Critiquing myself and others always instilled in me a sense of pride. It gave me the feeling that I was not going to settle for anything less than perfection; I was pushing myself and others to greatness. To not critique was to settle, which in my world was to fail.
As a child, I never settled. In my teens, I volunteered to work with children with disabilities every year; got a job, or jobs, every summer; got a scholarship to high school and to colleges; worked hard to get As in all my advanced classes; went to Georgetown, a top-notch college; and worked hard to get good grades, participate in extracurricular activities and work.
Ultimately I never took more than a moment during all that time to really tell myself great job, and feel fully a sense of satisfaction at achieving. Almost immediately I would begin to compare and contrast how it wasn’t the best scholarship; or I missed one answer; or that was nice but I haven’t reached goal X yet. Friends, families and strangers were not immune from the critiquing, but I was a little easier on them than on myself. From time to time I had a sense that “this isn’t healthy”, but I dove back in because it had become such a habit that it was almost impossible to break.
Well I am breaking it.
Finally after almost 40 years (yes this mentality started early), I am looking back on my life and praising myself. I did well. I achieved. I have touched lives in a positive way. But it is a struggle every day to not fall back into a well developed habit of critiquing. I have to force myself daily to praise myself and others.

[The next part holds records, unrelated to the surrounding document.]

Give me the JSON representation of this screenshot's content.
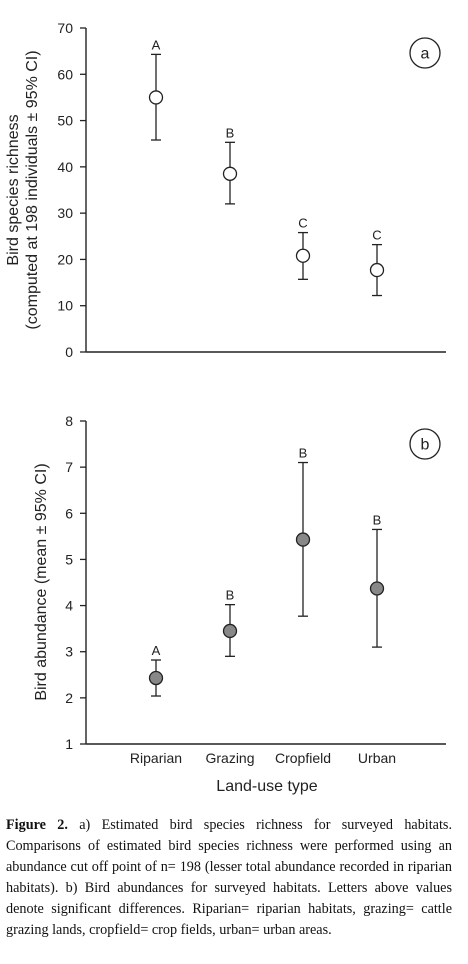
{
  "chart_data": [
    {
      "type": "scatter",
      "panel_label": "a",
      "ylabel_line1": "Bird species richness",
      "ylabel_line2": "(computed at 198 individuals ± 95% CI)",
      "ylim": [
        0,
        70
      ],
      "yticks": [
        0,
        10,
        20,
        30,
        40,
        50,
        60,
        70
      ],
      "categories": [
        "Riparian",
        "Grazing",
        "Cropfield",
        "Urban"
      ],
      "marker_fill": "#ffffff",
      "points": [
        {
          "category": "Riparian",
          "value": 55,
          "ci_low": 45.8,
          "ci_high": 64.3,
          "letter": "A"
        },
        {
          "category": "Grazing",
          "value": 38.5,
          "ci_low": 32,
          "ci_high": 45.3,
          "letter": "B"
        },
        {
          "category": "Cropfield",
          "value": 20.8,
          "ci_low": 15.7,
          "ci_high": 25.8,
          "letter": "C"
        },
        {
          "category": "Urban",
          "value": 17.7,
          "ci_low": 12.2,
          "ci_high": 23.2,
          "letter": "C"
        }
      ]
    },
    {
      "type": "scatter",
      "panel_label": "b",
      "ylabel_line1": "Bird abundance (mean ± 95% CI)",
      "ylim": [
        1,
        8
      ],
      "yticks": [
        1,
        2,
        3,
        4,
        5,
        6,
        7,
        8
      ],
      "categories": [
        "Riparian",
        "Grazing",
        "Cropfield",
        "Urban"
      ],
      "xlabel": "Land-use type",
      "marker_fill": "#888888",
      "points": [
        {
          "category": "Riparian",
          "value": 2.43,
          "ci_low": 2.04,
          "ci_high": 2.82,
          "letter": "A"
        },
        {
          "category": "Grazing",
          "value": 3.45,
          "ci_low": 2.9,
          "ci_high": 4.02,
          "letter": "B"
        },
        {
          "category": "Cropfield",
          "value": 5.43,
          "ci_low": 3.77,
          "ci_high": 7.1,
          "letter": "B"
        },
        {
          "category": "Urban",
          "value": 4.37,
          "ci_low": 3.1,
          "ci_high": 5.65,
          "letter": "B"
        }
      ]
    }
  ],
  "caption": {
    "label": "Figure 2.",
    "text": " a) Estimated bird species richness for surveyed habitats. Comparisons of estimated bird species richness were performed using an abundance cut off point of n= 198 (lesser total abundance recorded in riparian habitats). b) Bird abundances for surveyed habitats. Letters above values denote significant differences. Riparian= riparian habitats, grazing= cattle grazing lands, cropfield= crop fields, urban= urban areas."
  }
}
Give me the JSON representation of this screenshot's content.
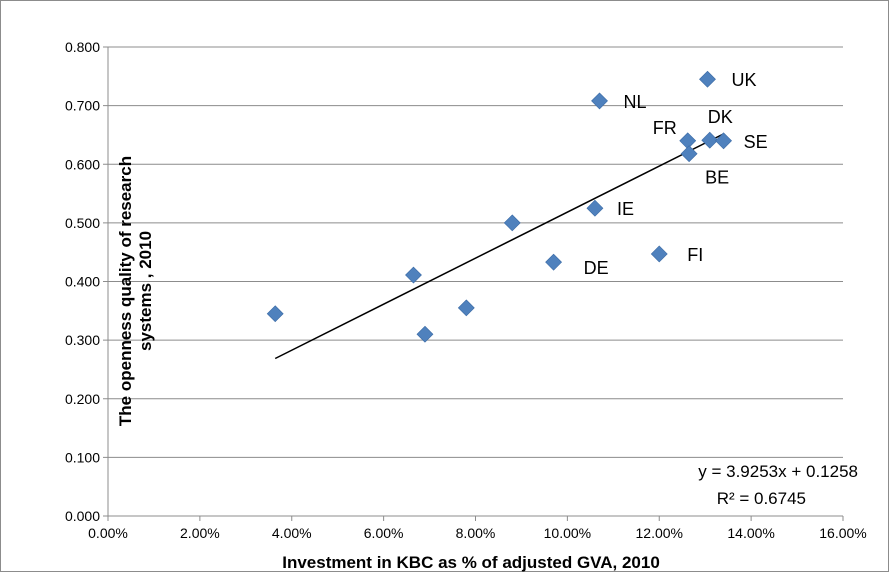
{
  "chart_data": {
    "type": "scatter",
    "title": "",
    "xlabel": "Investment in KBC as % of adjusted GVA, 2010",
    "ylabel_lines": [
      "The openness quality of research",
      "systems , 2010"
    ],
    "xlim": [
      0,
      0.16
    ],
    "ylim": [
      0,
      0.8
    ],
    "x_ticks": [
      "0.00%",
      "2.00%",
      "4.00%",
      "6.00%",
      "8.00%",
      "10.00%",
      "12.00%",
      "14.00%",
      "16.00%"
    ],
    "y_ticks": [
      "0.000",
      "0.100",
      "0.200",
      "0.300",
      "0.400",
      "0.500",
      "0.600",
      "0.700",
      "0.800"
    ],
    "grid": "horizontal",
    "marker_color": "#4f81bd",
    "points": [
      {
        "x": 0.0364,
        "y": 0.345,
        "label": ""
      },
      {
        "x": 0.0665,
        "y": 0.411,
        "label": ""
      },
      {
        "x": 0.069,
        "y": 0.31,
        "label": ""
      },
      {
        "x": 0.078,
        "y": 0.355,
        "label": ""
      },
      {
        "x": 0.088,
        "y": 0.5,
        "label": ""
      },
      {
        "x": 0.097,
        "y": 0.433,
        "label": "DE"
      },
      {
        "x": 0.106,
        "y": 0.525,
        "label": "IE"
      },
      {
        "x": 0.107,
        "y": 0.708,
        "label": "NL"
      },
      {
        "x": 0.12,
        "y": 0.447,
        "label": "FI"
      },
      {
        "x": 0.1262,
        "y": 0.64,
        "label": "FR"
      },
      {
        "x": 0.1265,
        "y": 0.618,
        "label": "BE"
      },
      {
        "x": 0.131,
        "y": 0.641,
        "label": "DK"
      },
      {
        "x": 0.1305,
        "y": 0.745,
        "label": "UK"
      },
      {
        "x": 0.134,
        "y": 0.64,
        "label": "SE"
      }
    ],
    "trendline": {
      "slope": 3.9253,
      "intercept": 0.1258,
      "x_range": [
        0.0364,
        0.134
      ],
      "equation": "y = 3.9253x + 0.1258",
      "r_squared": "R² = 0.6745"
    }
  }
}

Some might say this is happiness, others will say it is positive thinking, and some might say “Finally she is less bitchy.” To me it is relief. To me it is the right way to live life – to try hard, to say good job, to really mean it, and to be satisfied – that deep in your gut kind of satisfaction. Remember ultimately it is about the journey not the goal. With every honest step we take moving forward in life, as parents, as employees, as individuals, we need to revel in the greatness that is already “you” and not tarnish that with constant criticism.